Off lead she is a joy, on lead she no longer pulls. She has now gone into heat, and for now the stress is minimal. Bajnok is being a very good boy. He is more interested in his behind than he has been, but he is for now keeping his distance. Derria is, however, coming with me to school in the next week. I don’t want no puppies (or have to go to the vet for the morning after shot). I could’ve taken Bajnok, but I know Derria has stood in kennels before, and I know she won’t lunge at anyone trying to enter the kennels. Bajnok might if I’m not around.

Apart from this are the dogs getting on famously. They play together rather often.

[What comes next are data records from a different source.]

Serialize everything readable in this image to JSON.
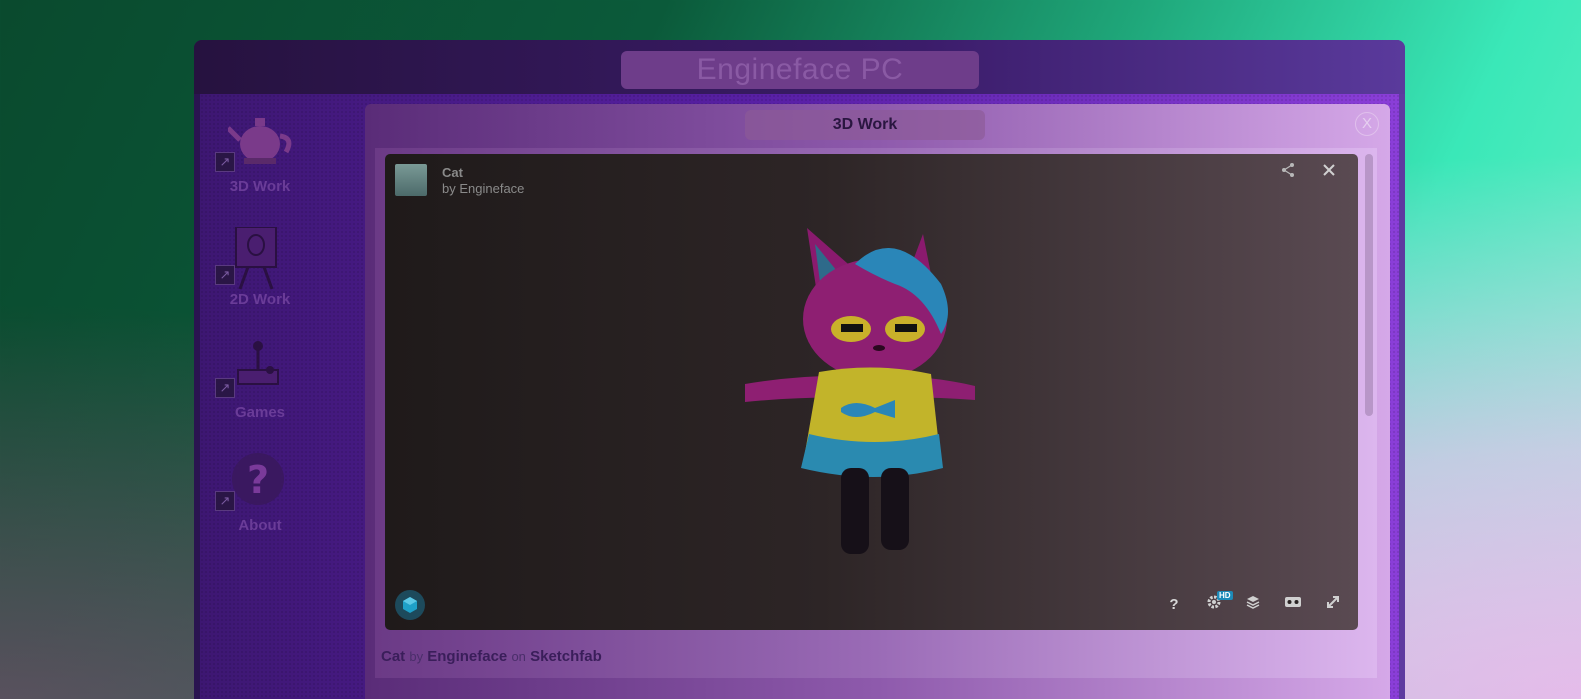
{
  "window": {
    "title": "Engineface PC"
  },
  "desktop": {
    "icons": [
      {
        "label": "3D Work",
        "icon": "teapot-icon"
      },
      {
        "label": "2D Work",
        "icon": "easel-icon"
      },
      {
        "label": "Games",
        "icon": "joystick-icon"
      },
      {
        "label": "About",
        "icon": "question-icon"
      }
    ]
  },
  "app": {
    "title": "3D Work",
    "close_label": "X",
    "viewer": {
      "model_title": "Cat",
      "author_prefix": "by",
      "author": "Engineface",
      "help_label": "?",
      "hd_badge": "HD"
    },
    "credit": {
      "model": "Cat",
      "by": "by",
      "author": "Engineface",
      "on": "on",
      "platform": "Sketchfab"
    }
  },
  "colors": {
    "accent": "#8a3ed8",
    "hd_badge": "#1d8ab8"
  }
}
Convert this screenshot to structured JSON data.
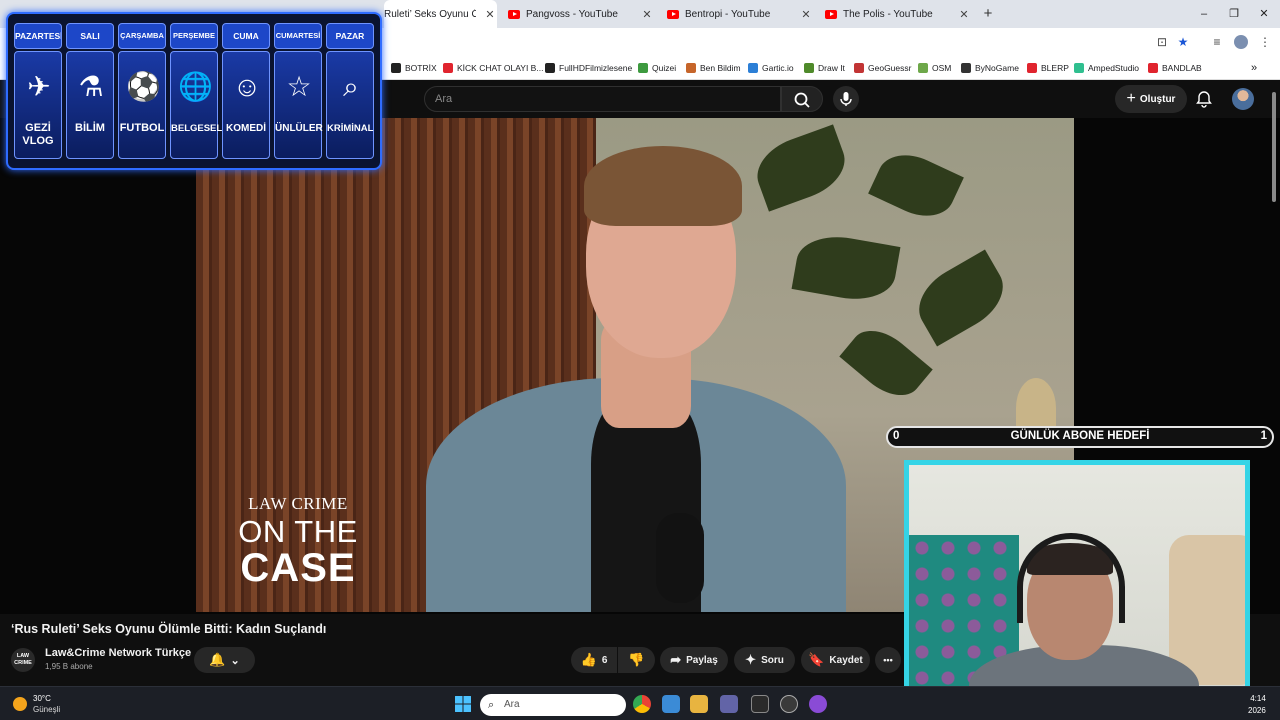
{
  "browser": {
    "tabs": [
      {
        "title": "Ruleti’ Seks Oyunu Ölümle",
        "active": true
      },
      {
        "title": "Pangvoss - YouTube",
        "active": false
      },
      {
        "title": "Bentropi - YouTube",
        "active": false
      },
      {
        "title": "The Polis - YouTube",
        "active": false
      }
    ],
    "new_tab": "+",
    "window_controls": {
      "minimize": "–",
      "maximize": "❐",
      "close": "✕"
    },
    "bookmarks": [
      {
        "label": "BOTRİX",
        "color": "#222222"
      },
      {
        "label": "KİCK CHAT OLAYI B...",
        "color": "#e0242e"
      },
      {
        "label": "FullHDFilmizlesene",
        "color": "#222222"
      },
      {
        "label": "Quizei",
        "color": "#3d9a3f"
      },
      {
        "label": "Ben Bildim",
        "color": "#c6652a"
      },
      {
        "label": "Gartic.io",
        "color": "#2c7fd6"
      },
      {
        "label": "Draw It",
        "color": "#4f8a2a"
      },
      {
        "label": "GeoGuessr",
        "color": "#c23434"
      },
      {
        "label": "OSM",
        "color": "#6ea84a"
      },
      {
        "label": "ByNoGame",
        "color": "#333333"
      },
      {
        "label": "BLERP",
        "color": "#e0242e"
      },
      {
        "label": "AmpedStudio",
        "color": "#2fbf8f"
      },
      {
        "label": "BANDLAB",
        "color": "#e0242e"
      }
    ],
    "bookmarks_more": "»"
  },
  "youtube": {
    "search_placeholder": "Ara",
    "create_label": "Oluştur",
    "video_title": "‘Rus Ruleti’ Seks Oyunu Ölümle Bitti: Kadın Suçlandı",
    "channel_logo_text": "LAW CRIME",
    "channel_name": "Law&Crime Network Türkçe",
    "channel_subs": "1,95 B abone",
    "like_count": "6",
    "share_label": "Paylaş",
    "ask_label": "Soru",
    "save_label": "Kaydet",
    "more_label": "•••"
  },
  "video_overlay": {
    "brand_line1": "LAW CRIME",
    "brand_line2": "ON THE",
    "brand_line3": "CASE"
  },
  "schedule": {
    "days": [
      {
        "day": "PAZARTESİ",
        "label": "GEZİ VLOG",
        "icon": "globe-plane-icon",
        "glyph": "✈"
      },
      {
        "day": "SALI",
        "label": "BİLİM",
        "icon": "science-icon",
        "glyph": "⚗"
      },
      {
        "day": "ÇARŞAMBA",
        "label": "FUTBOL",
        "icon": "football-icon",
        "glyph": "⚽"
      },
      {
        "day": "PERŞEMBE",
        "label": "BELGESEL",
        "icon": "earth-icon",
        "glyph": "🌐"
      },
      {
        "day": "CUMA",
        "label": "KOMEDİ",
        "icon": "comedy-mask-icon",
        "glyph": "☺"
      },
      {
        "day": "CUMARTESİ",
        "label": "ÜNLÜLER",
        "icon": "star-icon",
        "glyph": "☆"
      },
      {
        "day": "PAZAR",
        "label": "KRİMİNAL",
        "icon": "fingerprint-search-icon",
        "glyph": "⌕"
      }
    ]
  },
  "sub_goal": {
    "current": "0",
    "label": "GÜNLÜK ABONE HEDEFİ",
    "target": "1"
  },
  "taskbar": {
    "temperature": "30°C",
    "weather": "Güneşli",
    "search_placeholder": "Ara",
    "time": "4:14",
    "date": "2026"
  },
  "colors": {
    "accent_blue": "#2f6cff",
    "cam_border": "#35d4e6",
    "yt_bg": "#0f0f0f"
  }
}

If they get bored, they might even make up games. Today it started with Bajnok picking up a squeeky ball. Derria came over and took it from him, went back to her mat and started chewing. She dropped and dropped her head next to it, Bajnok then came over and took it back, and did the same thing Derria had done. Then Derria came back over to Bajnok, picked up the ball and started to push him with his paw. And they were off for a proper playtime. I couldn’t help but laugh, watching them. They are incredible!

Bajnok really is enjoying having her around.

They are an excellent mix, these two. The just fit together. And for now, I don’t see Derria going anywhere, but if she’s staying, she’s going to get spayed. And we have some work to do with nail clipping. And I need her vaccination papers. Oh, and she needs a micro chip and get registered in the NOX register (a register that the Norwegian Kennel Club put up for mixed breed dogs).

PS: For those who care, Bajnok is actually faster than her. Even though there is definantly Border Collie and some form of hunting dog in her. She is taller and longer than Bajnok, but he puts in his last gear, and catches up in no time.